Large enterprises are recommended to apply the following:

  • PERSONAL COMPUTING:
    • Federate Personal Devices (incl. what is installed in/on it) from JAMF and/or Intune (if those are used)
    • Install Agent Client Collectors on Personal Computers if necessary, for example, to enhance data from Intune/JAMF and enable remote PC management.
    • Federate Personal Device/Support Info from the global providers of these Devices (e.g., Dell, Lenovo, etc.), using the providers' OOTB API's
    • Determine Country/technology-specific policy for management of (what is in/on) BYO Devices (different countries è different legislations & workers councils)
  • OFFICE COMPUTING
    • Federate Office Printer (Service) info from the vendors of these printers (services).

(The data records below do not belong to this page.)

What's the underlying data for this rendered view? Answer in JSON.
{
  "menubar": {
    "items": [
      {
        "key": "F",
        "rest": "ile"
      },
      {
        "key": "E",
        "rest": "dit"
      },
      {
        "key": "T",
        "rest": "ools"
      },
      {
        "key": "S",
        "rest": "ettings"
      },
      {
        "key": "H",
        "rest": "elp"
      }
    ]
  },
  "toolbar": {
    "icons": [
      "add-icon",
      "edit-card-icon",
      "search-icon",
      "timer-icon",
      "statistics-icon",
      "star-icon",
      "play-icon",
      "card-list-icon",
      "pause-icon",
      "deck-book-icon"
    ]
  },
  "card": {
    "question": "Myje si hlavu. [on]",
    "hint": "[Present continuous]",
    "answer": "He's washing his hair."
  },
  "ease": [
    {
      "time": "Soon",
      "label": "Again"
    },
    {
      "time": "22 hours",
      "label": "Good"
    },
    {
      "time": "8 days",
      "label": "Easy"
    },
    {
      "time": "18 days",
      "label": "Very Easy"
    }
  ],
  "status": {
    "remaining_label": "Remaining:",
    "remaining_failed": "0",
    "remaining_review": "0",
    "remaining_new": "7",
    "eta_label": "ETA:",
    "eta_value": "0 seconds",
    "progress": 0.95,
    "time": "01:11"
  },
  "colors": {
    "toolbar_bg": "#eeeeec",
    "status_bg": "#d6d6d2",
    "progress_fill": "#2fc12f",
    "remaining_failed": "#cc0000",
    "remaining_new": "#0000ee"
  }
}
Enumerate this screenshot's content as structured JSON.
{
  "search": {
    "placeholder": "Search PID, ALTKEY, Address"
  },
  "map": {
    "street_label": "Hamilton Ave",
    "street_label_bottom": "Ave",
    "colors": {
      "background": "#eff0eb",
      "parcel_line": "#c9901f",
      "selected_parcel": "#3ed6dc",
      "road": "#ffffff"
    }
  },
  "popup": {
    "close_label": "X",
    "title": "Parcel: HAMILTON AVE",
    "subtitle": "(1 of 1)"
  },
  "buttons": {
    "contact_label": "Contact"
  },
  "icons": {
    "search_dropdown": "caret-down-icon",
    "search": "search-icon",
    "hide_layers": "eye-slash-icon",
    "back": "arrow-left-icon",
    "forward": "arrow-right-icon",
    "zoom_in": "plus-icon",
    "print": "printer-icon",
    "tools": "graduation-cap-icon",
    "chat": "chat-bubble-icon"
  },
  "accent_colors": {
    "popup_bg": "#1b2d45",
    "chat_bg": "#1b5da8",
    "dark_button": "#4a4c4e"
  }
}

    • Federate Facility Assets from Facility Asset Management Tools (CCTV, Elevators, OT devices, LED TVs, etc.)
    • Discover relevant OT Devices (e.g., PLCs) that are managed via IP Controllers, using SNMP or Custom Patterns.
    • Federate Building Access Mngt Data from BAM Tools (i.e., biometric readers, gates/doors)
  • CLOUD ARTEFACTS:
    • Federate Cloud Artefacts from AWS, AZURE, GCP into CMDB using Out of the Box Service Graph Connectors
    • Federate Cloud Artefacts from OCI using Out of the Box Plugins. Discover the Linux/Windows servers using credential-based discovery or Agent Client Collectors.

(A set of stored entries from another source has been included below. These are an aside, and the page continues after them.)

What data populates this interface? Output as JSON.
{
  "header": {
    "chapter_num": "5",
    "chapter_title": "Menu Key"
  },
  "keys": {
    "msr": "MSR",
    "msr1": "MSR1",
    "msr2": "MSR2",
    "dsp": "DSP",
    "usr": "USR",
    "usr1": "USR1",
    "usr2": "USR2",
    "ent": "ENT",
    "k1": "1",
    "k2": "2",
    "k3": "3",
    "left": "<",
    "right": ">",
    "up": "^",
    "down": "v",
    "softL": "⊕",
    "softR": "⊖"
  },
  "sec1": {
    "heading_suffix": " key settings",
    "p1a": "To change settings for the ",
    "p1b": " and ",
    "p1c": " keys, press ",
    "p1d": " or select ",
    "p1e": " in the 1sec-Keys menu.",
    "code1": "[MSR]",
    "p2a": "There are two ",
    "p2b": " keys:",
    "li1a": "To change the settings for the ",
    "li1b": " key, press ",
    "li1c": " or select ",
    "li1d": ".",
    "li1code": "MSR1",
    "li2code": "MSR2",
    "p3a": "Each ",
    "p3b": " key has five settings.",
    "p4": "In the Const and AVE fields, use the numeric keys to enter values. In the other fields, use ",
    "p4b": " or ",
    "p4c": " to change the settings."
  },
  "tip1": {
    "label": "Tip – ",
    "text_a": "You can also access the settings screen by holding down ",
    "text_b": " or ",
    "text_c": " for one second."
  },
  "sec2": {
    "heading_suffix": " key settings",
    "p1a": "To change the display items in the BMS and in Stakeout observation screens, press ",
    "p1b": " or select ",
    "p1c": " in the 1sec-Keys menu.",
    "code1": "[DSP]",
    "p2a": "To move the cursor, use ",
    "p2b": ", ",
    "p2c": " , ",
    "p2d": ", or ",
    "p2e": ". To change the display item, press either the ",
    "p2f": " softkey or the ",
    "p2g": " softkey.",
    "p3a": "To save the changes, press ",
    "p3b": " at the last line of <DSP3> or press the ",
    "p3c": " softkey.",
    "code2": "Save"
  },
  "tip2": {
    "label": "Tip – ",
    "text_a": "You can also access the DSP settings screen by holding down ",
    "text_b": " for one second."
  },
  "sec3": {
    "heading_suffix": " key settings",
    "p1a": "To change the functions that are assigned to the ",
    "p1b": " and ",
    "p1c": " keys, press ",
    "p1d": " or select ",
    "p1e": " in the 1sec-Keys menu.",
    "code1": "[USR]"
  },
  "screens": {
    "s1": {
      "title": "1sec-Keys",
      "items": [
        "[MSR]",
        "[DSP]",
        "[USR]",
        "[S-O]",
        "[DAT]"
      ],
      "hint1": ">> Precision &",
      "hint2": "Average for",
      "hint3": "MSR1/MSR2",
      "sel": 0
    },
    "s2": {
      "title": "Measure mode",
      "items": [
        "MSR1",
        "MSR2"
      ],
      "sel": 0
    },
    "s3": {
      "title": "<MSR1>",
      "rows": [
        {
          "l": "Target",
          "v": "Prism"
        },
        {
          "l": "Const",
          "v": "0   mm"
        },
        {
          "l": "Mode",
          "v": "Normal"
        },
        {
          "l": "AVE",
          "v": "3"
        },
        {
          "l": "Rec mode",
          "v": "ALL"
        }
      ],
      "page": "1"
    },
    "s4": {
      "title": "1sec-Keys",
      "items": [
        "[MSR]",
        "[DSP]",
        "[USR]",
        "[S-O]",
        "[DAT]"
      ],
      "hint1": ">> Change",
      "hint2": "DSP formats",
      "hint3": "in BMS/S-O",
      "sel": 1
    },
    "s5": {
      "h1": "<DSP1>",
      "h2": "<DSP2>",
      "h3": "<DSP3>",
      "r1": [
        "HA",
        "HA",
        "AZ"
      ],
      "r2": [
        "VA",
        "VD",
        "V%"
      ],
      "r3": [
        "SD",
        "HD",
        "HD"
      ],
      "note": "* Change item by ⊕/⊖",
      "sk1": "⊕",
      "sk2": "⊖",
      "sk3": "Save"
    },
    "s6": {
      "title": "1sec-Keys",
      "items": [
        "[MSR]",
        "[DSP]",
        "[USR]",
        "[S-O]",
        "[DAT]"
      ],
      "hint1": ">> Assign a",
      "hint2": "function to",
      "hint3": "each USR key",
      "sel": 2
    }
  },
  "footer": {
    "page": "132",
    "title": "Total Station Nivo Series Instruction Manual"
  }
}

    • If needed: Discover what is in Cloud Containers and inter-dependencies using ServiceNow Discovery.
  • ON-PREMISE EQUIPMENT (Not being Personal Computing)
    • Deploy (separated production and non-production) Mid-Servers in the Enterprise IP Network
    • If allowed by Security: Discover which devices are connected to relevant IP Ranges of the Enterprise, using credential-less discovery.
    • If security does not allow IP Sweeps: Have Agent Client Collectors installed on Windows/Linux servers, and/or federate data from authorized sources (e.g., SolarWinds, PRTG, SCCM)
  • NETWORK COMPUTING
    • If discovery is allowed by Security: Discover which routers/switches are connected to relevant IP Ranges of the Enterprise, using credential-less discovery.
    • If discovery is not allowed by Security: Federate Network Device Data from an authoritative data source (e.g. Network Manager, Element Manager)
    • Federate Network configuration data such as Network Segments, Firewall Rules, IP ranges, VPN's, and Certificates from authoritative data sources.
  • SAAS/PAAS SOLUTIONS
    • SAAS/PAAS Services (baselines) procured from a 3rd party must be manually registered as Services/Offerings. Its instances/tenants (CI's) may be registered as Service Instances either manually or via discovery.
    • If the enterprise wants to visualize and manage the SAAS licenses/services/roles via ServiceNow, integration with relevant SAAS/PAAS providers (e.g. Microsoft, SAP, Salesforce, Google) is recommended.

Closing notes:

  • For some enterprises, variations on the recommendations above may be needed/preferred.
  • Not all data sources have the same capabilities; the devil is in the details.
  • ServiceNow is great, but not perfect; some customizations are simply making it better :-)
  • Bring in a CMDB/CSDM specialist to advise on the best setup/roadmap for the needs/capabilities of your enterprise.